Скачать 82.8 Кбайт Как становятся самим собой (Ecce Homo).
.. Когда я сравниваю себя с людьми,
которых до сих пор почитали как первых людей,
разница становится осязательной. Я даже не
отношу этих так называемых первых людей к людям
вообще — для меня они отбросы человечества,
выродки болезней и мстительных инстинктов: все
они нездоровые, в основе неизлечимые чудовища,
мстящие жизни... Я хочу быть их
противоположностью: моё преимущество состоит в
самом тонком понимании всех признаков здоровых
инстинктов. Во мне нет ни одной болезненной
черты; даже в пору тяжёлой болезни я не сделался
болезненным; напрасно ищут в моём существе черту
фанатизма. Ни в одно мгновение моей жизни нельзя
указать мне самонадеянного или патетического
поведения. Пафос позы не есть принадлежность
величия; кому нужны вообще позы, тот лжив...

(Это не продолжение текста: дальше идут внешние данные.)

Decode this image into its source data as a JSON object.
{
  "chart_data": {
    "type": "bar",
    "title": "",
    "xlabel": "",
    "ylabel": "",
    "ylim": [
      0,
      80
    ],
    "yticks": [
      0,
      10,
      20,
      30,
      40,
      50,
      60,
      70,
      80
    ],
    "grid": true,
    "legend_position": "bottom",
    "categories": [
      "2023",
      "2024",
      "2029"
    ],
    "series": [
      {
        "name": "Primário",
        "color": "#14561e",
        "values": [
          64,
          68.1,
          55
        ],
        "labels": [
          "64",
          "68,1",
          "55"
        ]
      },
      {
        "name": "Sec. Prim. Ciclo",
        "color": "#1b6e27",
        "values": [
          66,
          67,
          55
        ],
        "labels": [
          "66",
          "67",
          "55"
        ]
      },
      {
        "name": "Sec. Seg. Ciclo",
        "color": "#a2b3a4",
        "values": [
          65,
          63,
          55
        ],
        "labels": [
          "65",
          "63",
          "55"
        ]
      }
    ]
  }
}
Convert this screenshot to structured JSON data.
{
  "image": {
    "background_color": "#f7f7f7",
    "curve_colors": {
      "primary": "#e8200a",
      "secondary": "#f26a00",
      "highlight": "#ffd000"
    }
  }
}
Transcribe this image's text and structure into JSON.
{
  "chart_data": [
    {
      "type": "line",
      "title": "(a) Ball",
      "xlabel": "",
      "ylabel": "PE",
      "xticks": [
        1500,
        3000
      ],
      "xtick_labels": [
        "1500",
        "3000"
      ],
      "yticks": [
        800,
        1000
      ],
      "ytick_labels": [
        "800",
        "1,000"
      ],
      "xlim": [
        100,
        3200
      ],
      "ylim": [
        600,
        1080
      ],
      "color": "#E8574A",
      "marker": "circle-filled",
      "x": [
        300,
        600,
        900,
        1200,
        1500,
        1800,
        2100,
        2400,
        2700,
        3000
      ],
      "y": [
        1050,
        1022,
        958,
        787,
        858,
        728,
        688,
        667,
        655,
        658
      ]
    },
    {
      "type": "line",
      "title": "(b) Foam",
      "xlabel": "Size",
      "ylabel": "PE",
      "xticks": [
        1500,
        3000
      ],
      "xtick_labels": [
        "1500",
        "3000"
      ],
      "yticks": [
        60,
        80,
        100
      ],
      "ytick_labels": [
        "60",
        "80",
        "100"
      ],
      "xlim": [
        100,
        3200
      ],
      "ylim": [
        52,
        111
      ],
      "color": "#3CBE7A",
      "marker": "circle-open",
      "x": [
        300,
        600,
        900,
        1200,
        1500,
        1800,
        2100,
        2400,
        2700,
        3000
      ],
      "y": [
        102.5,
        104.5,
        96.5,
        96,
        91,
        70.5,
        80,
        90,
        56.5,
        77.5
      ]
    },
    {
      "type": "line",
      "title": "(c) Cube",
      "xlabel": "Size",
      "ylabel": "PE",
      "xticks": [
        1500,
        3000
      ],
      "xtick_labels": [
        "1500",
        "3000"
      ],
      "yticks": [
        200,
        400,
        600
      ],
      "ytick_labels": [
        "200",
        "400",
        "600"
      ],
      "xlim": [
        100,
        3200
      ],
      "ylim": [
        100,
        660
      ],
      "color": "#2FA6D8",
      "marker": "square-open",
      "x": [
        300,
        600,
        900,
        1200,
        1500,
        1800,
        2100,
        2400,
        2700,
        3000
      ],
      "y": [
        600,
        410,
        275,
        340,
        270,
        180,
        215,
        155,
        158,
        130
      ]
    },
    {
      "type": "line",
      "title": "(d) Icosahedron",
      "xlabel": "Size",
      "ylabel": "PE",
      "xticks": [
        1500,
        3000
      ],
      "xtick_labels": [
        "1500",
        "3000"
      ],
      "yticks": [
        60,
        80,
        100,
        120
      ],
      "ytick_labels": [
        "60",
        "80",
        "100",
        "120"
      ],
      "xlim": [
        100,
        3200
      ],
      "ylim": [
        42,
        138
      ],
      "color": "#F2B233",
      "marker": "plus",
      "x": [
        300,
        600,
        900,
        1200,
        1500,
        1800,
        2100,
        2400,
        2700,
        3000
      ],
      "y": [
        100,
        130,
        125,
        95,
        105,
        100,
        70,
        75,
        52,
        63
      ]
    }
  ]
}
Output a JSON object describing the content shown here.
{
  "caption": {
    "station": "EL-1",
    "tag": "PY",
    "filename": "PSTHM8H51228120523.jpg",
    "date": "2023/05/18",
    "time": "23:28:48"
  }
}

Берегитесь всех живописных людей! — Жизнь
становилась для меня лёгкой, легче всего, когда
она требовала от меня наиболее тяжёлого. Кто
видел меня в те семьдесят дней этой осени, когда
я, без перерыва, писал только вещи первого ранга,
каких никто не создавал ни до, ни после меня, с
ответственностью за все тысячелетия после меня,
тот не заметил во мне следов напряжения; больше
того, во мне была бьющая через край свежесть и
бодрость. Никогда не ел я с более приятным
чувством, никогда не спал я лучше. Я знаю только
одно отношение к великим задачам — игру: как
признак величия это есть существенное условие.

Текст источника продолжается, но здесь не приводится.